C°: Le congés payés sont un acquis. La France affichait du retard en ce domaine, en particulier sur les pays nordiques. Or, en 1936, d'un seul coup, elle rattrape son retard et devient même un pays leader. On accorde très libéralement à un très grand nombre de personnes une longue durée de congés payés. Lors du procès de Riom, en 1942, on reprochera à Blum d'avoir amolli la France. La paresse l'aurait alors emportée. «Je ne suis pas sorti souvent de mon cabinet ministériel pendant la durée de mon ministère, mais chaque fois que je suis sorti, que j'ai traversé la banlieue parisienne, et que j'ai vu les routes couvertes de ces théories de "tacots", de "motos", de tandems, avec des couples d'ouvriers vêtus de "pull-overs" assortis et qui montraient que l'idée de loisir réveillait même chez eux une espèce de coquetterie naturelle et simple, tout cela me donne le sentiment que, par l'organisation du travail et du loisir,  j'avais malgré tout apporté une espèce d'embellie, d'éclaircie dans des vies difficiles, obscures, qu'on ne les avait pas seulement arrachées au cabaret, qu'on ne leur avait pas seulement donné plus de facilité pour la vie de famille, mais qu'on leur avait ouvert la perspective d'avenir, qu'on avait créé chez eux un espoir.» Les congés payés constituent une échappée exceptionnelle, une "embellie" (Blum) entre la grave crise économique et les horreurs de la Seconde Guerre mondiale à venir. Le film de Duvivier quant à lui, est resté comme une entreprise collective dans la mémoire, alors même que son dénouement dit plutôt le contraire. A l'image du Front populaire, le projet de guinguette la belle équipe a suscité de l'espoir, des moments de chaleur inoubliables, en dépit de l'échec final de l'entreprise.

Notes: 

1. Toujours en 1936, Jean Renoir tourne "le crime de monsieur Lange" à partir d'un scénario de Jacques Prévert. A la fin du film, ce sont les travailleurs organisés en coopérative qui gagnent.
2. Le film est emblématique du cinéma des années 1930, un cinéma réalisé, conçu et joué par des hommes, au sein duquel les femmes occupent des rôles subalternes et très négatifs.                                                                                                                                  3. En 1853, Napoléon III accorde des congés payés aux fonctionnaires. En 1900, ce sont les salariés du métro parisien qui obtiennent 10 jours de congés annuels.
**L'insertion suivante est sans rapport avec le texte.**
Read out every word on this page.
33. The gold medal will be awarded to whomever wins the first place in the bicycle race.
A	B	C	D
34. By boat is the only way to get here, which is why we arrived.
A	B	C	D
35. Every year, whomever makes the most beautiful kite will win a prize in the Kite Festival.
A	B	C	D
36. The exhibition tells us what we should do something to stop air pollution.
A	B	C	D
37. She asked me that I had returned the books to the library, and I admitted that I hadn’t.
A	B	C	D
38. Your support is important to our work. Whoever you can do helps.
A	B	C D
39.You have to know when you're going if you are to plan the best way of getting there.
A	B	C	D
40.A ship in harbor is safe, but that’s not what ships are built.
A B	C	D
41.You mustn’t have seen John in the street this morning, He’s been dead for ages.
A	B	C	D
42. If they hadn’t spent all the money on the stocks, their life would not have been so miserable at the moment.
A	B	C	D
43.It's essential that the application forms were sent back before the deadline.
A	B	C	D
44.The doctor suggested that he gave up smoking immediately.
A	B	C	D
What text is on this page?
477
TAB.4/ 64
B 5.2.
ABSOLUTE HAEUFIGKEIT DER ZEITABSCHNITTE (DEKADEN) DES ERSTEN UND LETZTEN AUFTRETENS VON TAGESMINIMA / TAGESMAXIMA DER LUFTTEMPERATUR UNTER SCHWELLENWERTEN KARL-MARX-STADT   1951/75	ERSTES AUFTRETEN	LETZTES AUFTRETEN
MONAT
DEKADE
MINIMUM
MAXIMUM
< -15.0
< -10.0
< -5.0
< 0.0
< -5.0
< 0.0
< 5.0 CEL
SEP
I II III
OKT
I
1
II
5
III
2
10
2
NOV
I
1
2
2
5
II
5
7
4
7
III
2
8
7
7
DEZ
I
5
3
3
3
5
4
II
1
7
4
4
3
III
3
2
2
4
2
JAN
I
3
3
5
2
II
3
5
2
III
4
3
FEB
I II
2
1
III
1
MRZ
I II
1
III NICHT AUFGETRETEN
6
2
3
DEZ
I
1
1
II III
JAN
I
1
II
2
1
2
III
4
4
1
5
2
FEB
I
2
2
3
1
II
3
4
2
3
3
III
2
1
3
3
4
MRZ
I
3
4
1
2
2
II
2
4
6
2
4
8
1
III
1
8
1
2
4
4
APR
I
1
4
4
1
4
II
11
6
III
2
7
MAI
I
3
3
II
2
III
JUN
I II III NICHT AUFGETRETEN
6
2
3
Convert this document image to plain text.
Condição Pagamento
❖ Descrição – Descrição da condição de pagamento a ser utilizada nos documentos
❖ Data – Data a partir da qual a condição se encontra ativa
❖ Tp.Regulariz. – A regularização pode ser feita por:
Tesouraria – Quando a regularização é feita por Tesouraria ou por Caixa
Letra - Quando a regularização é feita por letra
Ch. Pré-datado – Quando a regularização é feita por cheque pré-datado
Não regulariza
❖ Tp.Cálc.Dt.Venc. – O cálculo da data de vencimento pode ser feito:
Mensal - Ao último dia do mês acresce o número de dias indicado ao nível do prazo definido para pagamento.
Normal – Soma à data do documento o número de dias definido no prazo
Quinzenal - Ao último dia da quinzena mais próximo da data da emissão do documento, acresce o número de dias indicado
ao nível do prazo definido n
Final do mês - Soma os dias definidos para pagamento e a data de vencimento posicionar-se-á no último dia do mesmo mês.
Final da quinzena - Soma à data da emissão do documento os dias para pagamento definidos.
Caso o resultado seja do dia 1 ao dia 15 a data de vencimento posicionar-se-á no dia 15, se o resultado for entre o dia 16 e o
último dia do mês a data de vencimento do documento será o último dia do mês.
Dans la foulée, les employés des entreprises électriques et gazières, les employés de bureaux décrochent à leur tour quelques jours.   

 4. Lagrange est un membre de l'aile gauche socialiste. Au cours de sa jeunesse parisienne, il a fréquenté les milieux d'aspiration au plein air comme les éclaireurs de France. Devenu sous-secrétaire d’État, il s'emploie à développer un tourisme social, à rendre accessible aux ouvriers les loisirs sportifs et culturels, de plein air et artistiques. Il appuie le développement des auberges de jeunesse. A bien des égards, Lagrange est un précurseur et une figure très attachante.  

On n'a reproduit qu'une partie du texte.